Johnny était ami avec Kirk Hammet de Metallica. Ils collectionnaient tous les deux les affiches de films. Un jour, Johnny m’a passé un coup de fil pour me dire que Jason Newsted quittait Metallica et qu’ils me proposaient de le remplacer. Je venais d’apprendre que mon fils était autiste. J’ai dit à Johnny que je devais rester avec lui. Il m’a dit que j’étais fou. J’ai pris rendez-vous avec le médecin de mon fils et lui ai dit que j’avais une offre qui allait me permettre de gagner énormément d’argent et que j’allais pouvoir acheter à mon fils tout ce dont il aurait besoin. J’ai dit au docteur que j’aurais mon propre tour bus, que toute ma famille viendrait avec moi en tournée et que je comptais embaucher un thérapeute privé. Mais le médecin m’a répondu que si je voulais que mon fils ait une chance de mener une vie normale, il fallait que sa vie soit extrêmement réglée : qu’il se réveille tous les jours au même endroit, qu’il mange ses repas à la même heure, qu’il aille à la même école, qu’il voie les mêmes amis, etc. J’ai donc dit à Johnny que je ne pouvais pas accepter l’offre de Metallica. Il m’a dit que j’étais complètement malade et qu’il n’en croyait pas ses oreilles que je puisse refuser une offre du plus grand groupe du monde !

 

Un mois plus tard, il m’a rappelé pour me dire qu’ils n’avaient toujours trouvé personne et que l’offre était toujours valable. Il a ajouté qu’ils ne voulaient pas me faire passer d’audition, juste vérifier que j’étais à l’aise avec leur musique. J’ai redit à Johnny que je ne pouvais pas accepter. Il m’a vraiment pris pour un fou.
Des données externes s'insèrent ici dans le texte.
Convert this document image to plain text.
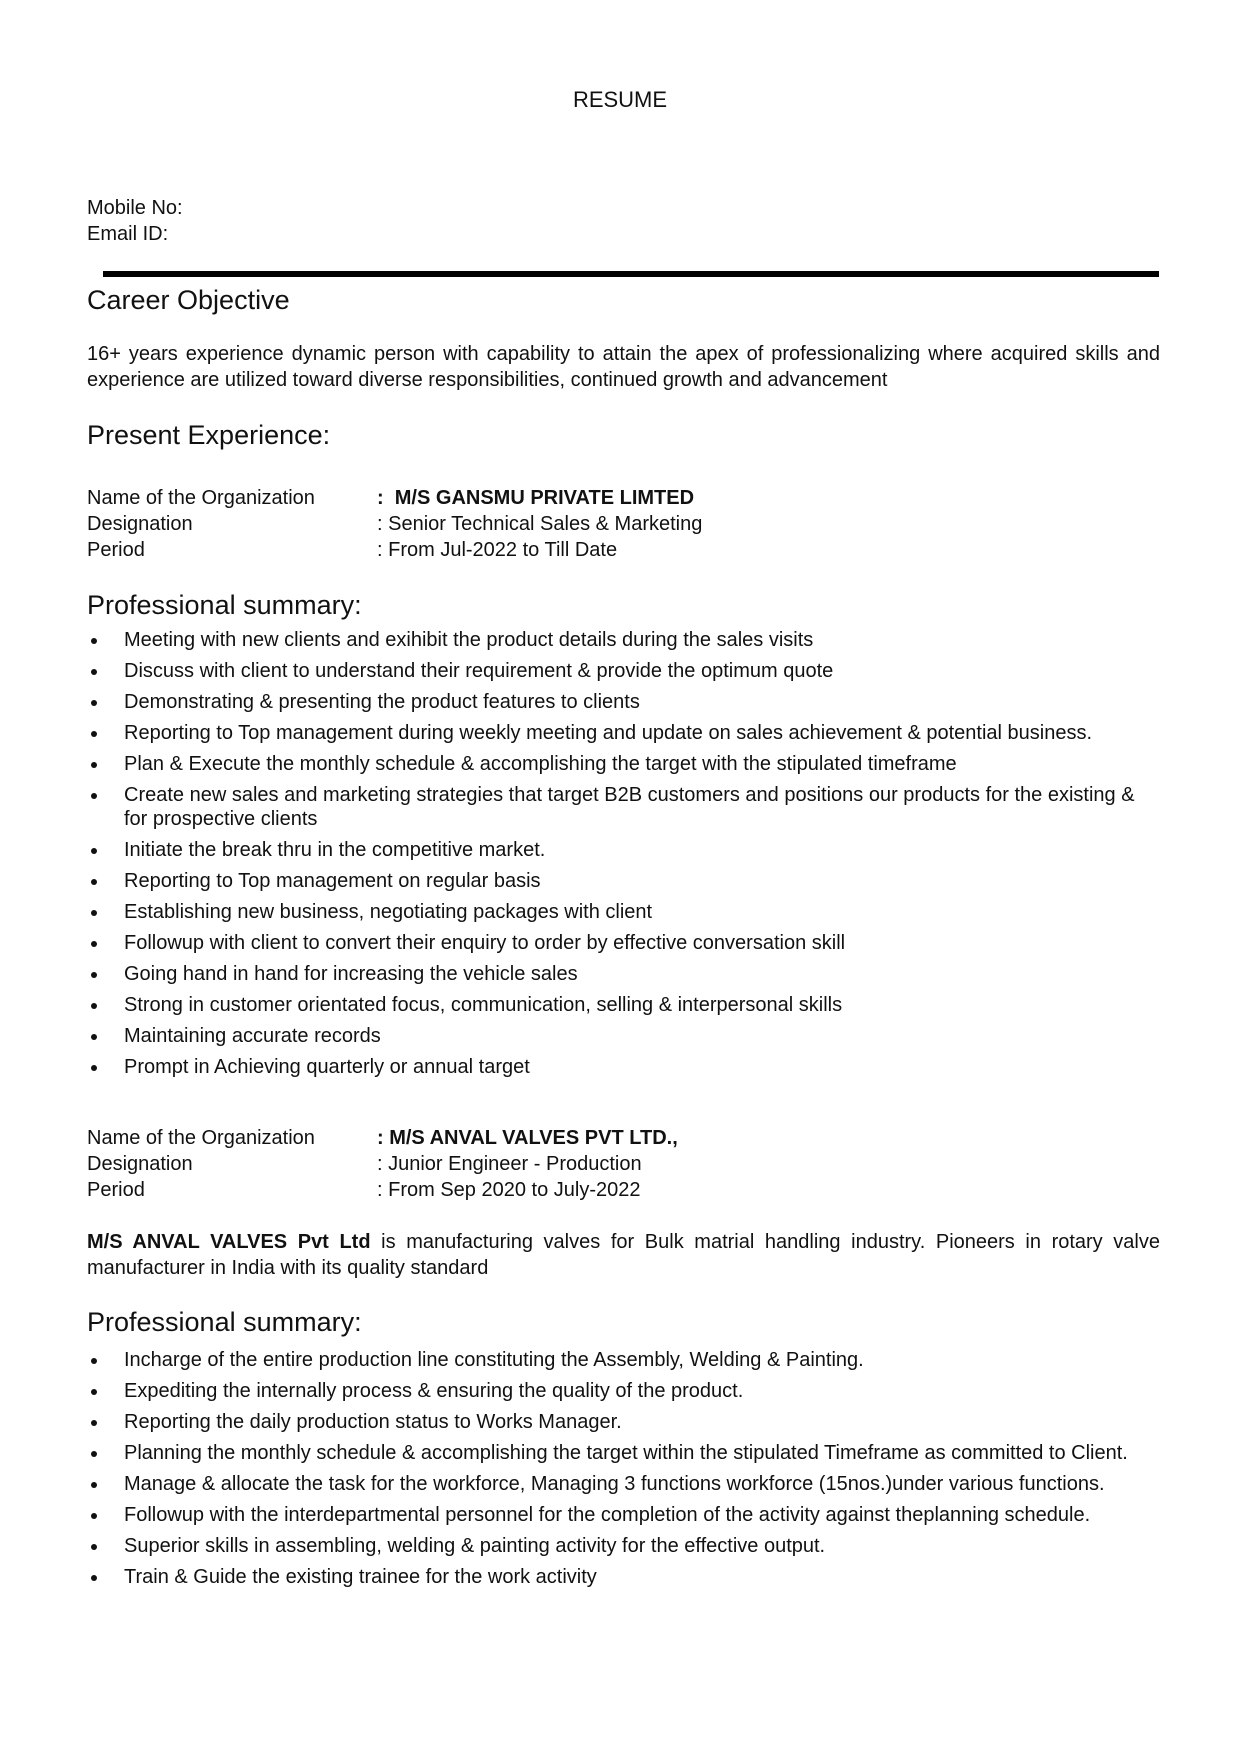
RESUME
Mobile No:
Email ID:
Career Objective
16+ years experience dynamic person with capability to attain the apex of professionalizing where acquired skills and experience are utilized toward diverse responsibilities, continued growth and advancement
Present Experience:
Name of the Organization	:  M/S GANSMU PRIVATE LIMTED
Designation	: Senior Technical Sales & Marketing
Period	: From Jul-2022 to Till Date
Professional summary:
Meeting with new clients and exihibit the product details during the sales visits
Discuss with client to understand their requirement & provide the optimum quote
Demonstrating & presenting the product features to clients
Reporting to Top management during weekly meeting and update on sales achievement & potential business.
Plan & Execute the monthly schedule & accomplishing the target with the stipulated timeframe
Create new sales and marketing strategies that target B2B customers and positions our products for the existing & for prospective clients
Initiate the break thru in the competitive market.
Reporting to Top management on regular basis
Establishing new business, negotiating packages with client
Followup with client to convert their enquiry to order by effective conversation skill
Going hand in hand for increasing the vehicle sales
Strong in customer orientated focus, communication, selling & interpersonal skills
Maintaining accurate records
Prompt in Achieving quarterly or annual target
Name of the Organization	: M/S ANVAL VALVES PVT LTD.,
Designation	: Junior Engineer - Production
Period	: From Sep 2020 to July-2022
M/S ANVAL VALVES Pvt Ltd is manufacturing valves for Bulk matrial handling industry. Pioneers in rotary valve manufacturer in India with its quality standard
Professional summary:
Incharge of the entire production line constituting the Assembly, Welding & Painting.
Expediting the internally process & ensuring the quality of the product.
Reporting the daily production status to Works Manager.
Planning the monthly schedule & accomplishing the target within the stipulated Timeframe as committed to Client.
Manage & allocate the task for the workforce, Managing 3 functions workforce (15nos.)under various functions.
Followup with the interdepartmental personnel for the completion of the activity against theplanning schedule.
Superior skills in assembling, welding & painting activity for the effective output.
Train & Guide the existing trainee for the work activity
Et puis, j’avais déjà joué avec les Ramones. Bien sûr, ç'eut été un immense honneur de jouer dans un deuxième groupe incroyablement légendaire, mais ça n’était vraiment pas possible. Et qu’est-ce qu'il pouvait m’arriver de mieux que de jouer avec les Ramones ? Si tu rencontres mon fils aujourd'hui, tu verras que j’ai eu raison de refuser. Il est dans des classes normales maintenant. Ses notes sont excellentes et il a déjà choisi sa fac. Je ne dis pas que c’est arrivé parce que j’ai refusé de jouer avec Metallica, mais j’ai toujours fait passer ses besoins avant les miens et j’ai préféré faire ce que les médecins me recommandaient pour lui.

 

Live des Ramones à Buenos Aires le 16 mars 1996 avec un public de 55 000 personnes.

 

Et après, tu galères comme un malade...

J’ai bossé comme cariste à Long Island. J’ai aussi travaillé dans la sécu d’une boîte de Manhattan, le Limelight. Après le 11 septembre, on m’a proposé un job à Ground Zero. C’était un travail… difficile. Je passais mes journées dans des endroits clos et infestés de poussières hautement toxiques. Quand les tours se sont écroulées, ces poussières se sont engouffrées dans les conduits d’aération des autres buildings. Je devais les nettoyer avec une sorte d’aspirateur. Je pense que les choses que j’ai vues, les expériences que j’ai vécues là-bas ne me quitteront jamais. Au bout d’un an, j’ai demandé à être muté. J’ai trouvé un autre travail grâce à mon syndicat. Parallèlement à ça, j’ai divorcé. La procédure a été brutale, j’ai fini par obtenir la garde de mes enfants. Je me suis remarié et j’ai eu une fille. Au bout d’un certain temps, ma femme m’a poussé à reprendre la route. Au final, ce furent dix années très, très dures mais tout a fini par bien se goupiller. 

 

Bad Chopper, l'un des groupes de CJ après les Ramones

 

Pour ce disque, comme pour le précédent (Reconquista, 2012), tu as collaboré avec Steve Soto de The Adolescents ainsi que des membres de Social Distortion. Comment avez-vous travaillé ?

Comme tous les gars habitent en Californie du Sud et que moi, je suis bien sûr à New-York (la ville historique des Ramones, ndlr), j'ai fait des démos de chaque chanson avec GarageBand que je leur ai envoyées par mail. Ils ont eu environ deux mois pour se préparer. J'avais choisi d'enregistrer dans le même studio que Reconquista, The Racket Room à Santa Ana en Californie. Je voulais aussi retravailler avec le même producteur/ingénieur du son, Jim Monroe, parce que j'avais apprécié son travail sur mon album. On a répété pendant quelques heures le premier jour et on a commencé à enregistrer le lendemain. Il nous a fallu deux semaines pour tout enregistrer. Le mixage et le mastering ont pris deux, trois mois. Tout a été très facile et on s'est éclaté en le faisant. Steve Soto, Dan Root et Dave Hidalgo, Jr. sont de vrais pros et ça a aidé à rendre tout le processus vraiment fun !

 

 

Tes collaborateurs sont tous établis sur la Côte Ouest. C'est donc toujours mission impossible pour le punk rock sur la Côte Est, ces jours-ci ?

Je n'ai pas eu la chance de rencontrer de musiciens de la Côte Est disponibles pour tourner. C'était vraiment frustrant au début, mais Steve, Dan et moi sommes devenus un groupe très soudé. Dave est occupé avec Social Distortion, donc je suis en ce moment-même à la recherche d'un batteur.

 

Y aura t-il des inédits qui paraîtront plus tard ?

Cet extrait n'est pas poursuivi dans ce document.